At 420, the method performs a validation function to determine whether or not the QoS metric meets a threshold or requirement defined in a corresponding SLO of the SLA specification. For example, is VR quality connectivity provided 99% of the time as specified in the SLA? If the QoS metric does meet the QoS requirement defined in the SLO (Y), then the method returns to 405 to continue monitoring the network and processing the KPI. If the QoS metric does not meet the QoS requirement (N), then the method moves to 425 where one or more consequences are initiated. Consequences may include reconfiguring the network slice to improve some connectivity parameter associated with the failed SLO, and/or may include crediting the user of the network slice over which a network service is provided.
Figure 5 illustrates a signaling/sequence diagram of performance metric collection according to an embodiment. This signaling involves the following previously described functions or modules: service assurance 220; KPI collector 275; KPI identifier; KPI aggregator 285; KPI storage 290.
The service assurance function 220 associated with the OSS forwards KPI values and metadata, such as location, to the KPI collector module 275 which is part of the BSS. The KPI collector 275 forwards this data to the KPI identifier 280 which determines which SLAs and SLOs require this information. Once the SLA and SLO are found, the KPI identifier sends the data to corresponding KPI aggregators 285 which build respective tensors or performance metric data structures to store the KPI values grouped by coordinates of one or more dimensions in the KPI storage 290.
Fig. 6 is a signaling/sequence diagram of QoS metric evaluation according to an embodiment. This signaling involves the following previously described functions or modules: scheduler 260; SLO evaluation 265; function execution 270; KPI storage 290; SLA storage 255. Also involved is a consequence manager module 640 which determines consequences from the SLA in response to breaches of one or more SLO defined in the corresponding SLA and initiates these consequences. For example, a breach of a first QoS metric requirement SLO1 may require a credit to the customer purchasing the network slice from the CSP and a breach of second QoS metric requirement SLO2 may require additional resourcing for the network slice.
The scheduler 260 periodically triggers SLO evaluations defined in an SLA, for example monthly and forwards this to the SLA evaluator 265. The SLA evaluator 265 messages the SLA storage 255 to recover SLO models associated with the SLA. An example SLO model was illustrated in Fig. 3. Upon receiving the SLO models, the SLA evaluator 265 requests the associated KPI or performance metric values from the KPI storage, which may return an appropriate performance metric data structure such as a tensor which groups the KPI according to coordinates of one or more dimensions.
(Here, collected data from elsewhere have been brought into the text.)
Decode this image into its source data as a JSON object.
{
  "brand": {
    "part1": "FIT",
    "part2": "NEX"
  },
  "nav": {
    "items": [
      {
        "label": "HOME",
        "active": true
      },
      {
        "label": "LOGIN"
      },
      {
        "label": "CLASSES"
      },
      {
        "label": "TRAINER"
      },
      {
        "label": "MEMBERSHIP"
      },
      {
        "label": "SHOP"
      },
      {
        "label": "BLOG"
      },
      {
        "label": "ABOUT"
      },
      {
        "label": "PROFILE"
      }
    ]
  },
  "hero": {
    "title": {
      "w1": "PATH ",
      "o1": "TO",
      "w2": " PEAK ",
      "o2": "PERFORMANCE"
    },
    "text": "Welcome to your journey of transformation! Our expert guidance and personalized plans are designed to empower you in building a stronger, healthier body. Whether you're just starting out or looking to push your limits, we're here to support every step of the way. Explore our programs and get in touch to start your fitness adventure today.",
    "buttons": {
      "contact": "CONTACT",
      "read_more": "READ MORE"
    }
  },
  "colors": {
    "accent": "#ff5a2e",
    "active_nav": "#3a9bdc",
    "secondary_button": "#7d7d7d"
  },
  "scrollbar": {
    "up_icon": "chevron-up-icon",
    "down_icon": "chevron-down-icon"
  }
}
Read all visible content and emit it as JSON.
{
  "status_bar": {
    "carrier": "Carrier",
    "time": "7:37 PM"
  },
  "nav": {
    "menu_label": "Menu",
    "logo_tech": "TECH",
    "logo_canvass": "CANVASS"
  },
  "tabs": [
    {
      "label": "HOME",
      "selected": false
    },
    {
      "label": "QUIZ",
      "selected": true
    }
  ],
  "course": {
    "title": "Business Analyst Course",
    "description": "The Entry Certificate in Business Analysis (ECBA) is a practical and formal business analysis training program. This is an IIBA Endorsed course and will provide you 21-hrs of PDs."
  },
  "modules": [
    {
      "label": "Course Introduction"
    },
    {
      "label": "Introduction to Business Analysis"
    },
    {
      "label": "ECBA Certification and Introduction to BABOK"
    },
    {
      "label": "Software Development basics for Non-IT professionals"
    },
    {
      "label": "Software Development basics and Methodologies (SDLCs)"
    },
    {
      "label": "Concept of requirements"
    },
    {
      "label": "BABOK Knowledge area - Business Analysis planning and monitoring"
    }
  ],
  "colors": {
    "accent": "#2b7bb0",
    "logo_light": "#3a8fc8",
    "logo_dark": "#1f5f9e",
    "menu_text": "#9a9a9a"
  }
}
The evaluator 265 then builds a performance quality metric (or KQI) data-structure KQI for each SLO by calculating the KQI according to a model such as 300 for each SLO using the function executor 270. Each calculated KQI is stored as an element in the performance quality metric data structure such as a KQI tensor for each SLO, the KQI elements being grouped by coordinates in one or more dimensions in the same way as the KPI elements in the KPI tensor. The KQI transformations are defined in the SLA for each SLO, for example as previously described.
The evaluator 265 then determines QoS metrics using the KQI tensor. For each KQI tensor location, an aggregation function is applied and an aggregation value returns by the function executor 270 which may be stored in a corresponding QoS metric data structure. For example, one of the aggregated values for ‘VR quality” may be 5, corresponding to 5 occasions during the scheduled period when this did not meet a SLO requirement as previously described. Another aggregated value for “VR quality” may be 99.2% corresponding to the percentage of time above a SLO requirement. Again, these values may be grouped in an QoS metric tensor according to coordinates of one or more dimensions such as geographic location, time-frame or user equipment type.
The evaluator 265 signals the function executor to perform a validation function for each location of the KQI tensor using an appropriate SLO validation function. For example the combination of aggregated values 5 and 99.2% above may not meet a QoS metric requirement defined in the SLO of the SLA and so the function executor returns “false” for the QoS metric. The result of the validation function may trigger the SLA evaluator 265 to signal the consequence manager 640 to initiate an action as defined in the SLA. After all QoS metrics for each SLO of the SLA are assessed, the evaluator 265 signals the scheduler 260 that the SLA evaluation has been completed for the scheduled period.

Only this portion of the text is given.